The “George Floyd Resolution” eliminates the school districts police force of 10 sworn officers and 50 unarmed campus safety officers.
The Board also added several amendments to the final proposal. One requires the superintendent to ensure all staff receive training.
Citing the disproportionate arrests of Black students by Oakland’s school police, as well as the district’s “obligation to promote the healthy development of each one of its students” and the many alternative ways to handle discipline inside schools, the board directed the superintendent to take steps required to eliminate the department.
From the 2015-2016 school year through 2019-2020, Black students have accounted for 73 percent of arrests in city schools but just 26 percent of enrollment, according to the resolution.
This “preemptive policing,” according to the resolution, is undermining the economic and public health of Oakland’s Black community and restricting access to graduation and opportunity.
Member-led community organization Black Organizing Project drafted the resolution and called the vote a “historic moment.”
“We are overwhelmed with emotion and filled with gratitude for this historic win. We thank the Board for taking this monumental step, and the Black youth and parents, and community and administrative partners who fought with us to make this possible,” said BOP in a statement.
Supporters gathered at a rally, Wednesday afternoon.

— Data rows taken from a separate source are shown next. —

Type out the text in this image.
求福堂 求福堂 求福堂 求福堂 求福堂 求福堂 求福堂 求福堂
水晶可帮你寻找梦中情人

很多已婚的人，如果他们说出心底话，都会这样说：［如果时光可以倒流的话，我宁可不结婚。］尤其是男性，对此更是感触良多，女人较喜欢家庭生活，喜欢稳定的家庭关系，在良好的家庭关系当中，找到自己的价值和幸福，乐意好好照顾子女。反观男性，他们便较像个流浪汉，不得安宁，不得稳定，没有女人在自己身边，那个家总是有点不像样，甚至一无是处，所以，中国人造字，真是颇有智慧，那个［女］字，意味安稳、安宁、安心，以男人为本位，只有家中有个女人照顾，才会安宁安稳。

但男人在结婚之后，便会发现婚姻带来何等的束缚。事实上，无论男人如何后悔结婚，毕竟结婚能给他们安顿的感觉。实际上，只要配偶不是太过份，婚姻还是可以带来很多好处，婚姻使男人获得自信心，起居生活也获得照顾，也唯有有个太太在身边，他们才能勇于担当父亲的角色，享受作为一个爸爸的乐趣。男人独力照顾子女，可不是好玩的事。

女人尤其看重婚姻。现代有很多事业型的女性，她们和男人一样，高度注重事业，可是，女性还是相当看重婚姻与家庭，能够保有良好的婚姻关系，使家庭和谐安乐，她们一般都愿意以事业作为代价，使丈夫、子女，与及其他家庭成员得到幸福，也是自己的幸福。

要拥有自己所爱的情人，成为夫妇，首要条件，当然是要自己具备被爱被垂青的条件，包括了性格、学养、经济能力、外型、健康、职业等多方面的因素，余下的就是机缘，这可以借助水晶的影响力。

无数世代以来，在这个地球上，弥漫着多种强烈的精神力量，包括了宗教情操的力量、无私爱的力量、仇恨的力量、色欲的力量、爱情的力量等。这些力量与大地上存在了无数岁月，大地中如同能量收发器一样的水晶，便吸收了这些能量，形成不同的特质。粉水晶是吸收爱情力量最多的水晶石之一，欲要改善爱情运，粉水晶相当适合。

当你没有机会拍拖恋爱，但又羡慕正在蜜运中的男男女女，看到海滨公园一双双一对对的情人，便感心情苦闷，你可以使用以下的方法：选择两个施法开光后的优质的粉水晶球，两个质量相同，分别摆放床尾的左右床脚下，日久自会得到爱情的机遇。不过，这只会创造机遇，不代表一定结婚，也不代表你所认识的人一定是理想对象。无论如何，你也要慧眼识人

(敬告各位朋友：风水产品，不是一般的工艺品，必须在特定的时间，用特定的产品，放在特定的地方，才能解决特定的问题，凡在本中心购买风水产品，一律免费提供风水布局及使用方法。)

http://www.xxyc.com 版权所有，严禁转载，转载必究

“Today, with a vote by the school board, we can have not just police-free schools, but shift our school’s security officers into culture keepers on our campus,” said Mike Hutchinson with the Journey for Justice Alliance.
For activists in Oakland, this has been a goal for years; disbanding school police officers in favor of more social workers.
“So a full-time counselor at every school, a full-time social worker at every school, a full-time restorative justice coordinator at every school,” said resolution supporter Carrie Anderson, a 3rd Grade teacher in Oakland.
One voice of skepticism ahead of Wednesday night’s vote was California Schools Superintendent Tony Thurmond.
“I’m aware that there are some districts in our state that have already gone through this action, long before this conversation,” Thurmond said in a conference call with reporters. “Many of those school districts made the decision to remove all their school resource officer programs, but they didn’t create an alternative program. And what they found, as a result, they had to come right back to the same policing model on campus.”
“We are on a trajectory for police-free schools going forward,” said Hutchinson.
Now that the resolution has been approved, the school police would be out before the start of the next school year. What exactly wil take the place of the police force is still to be determined. The resolution calls for a “community-driven process” that would develop a new safety plan, by no later than August 21st.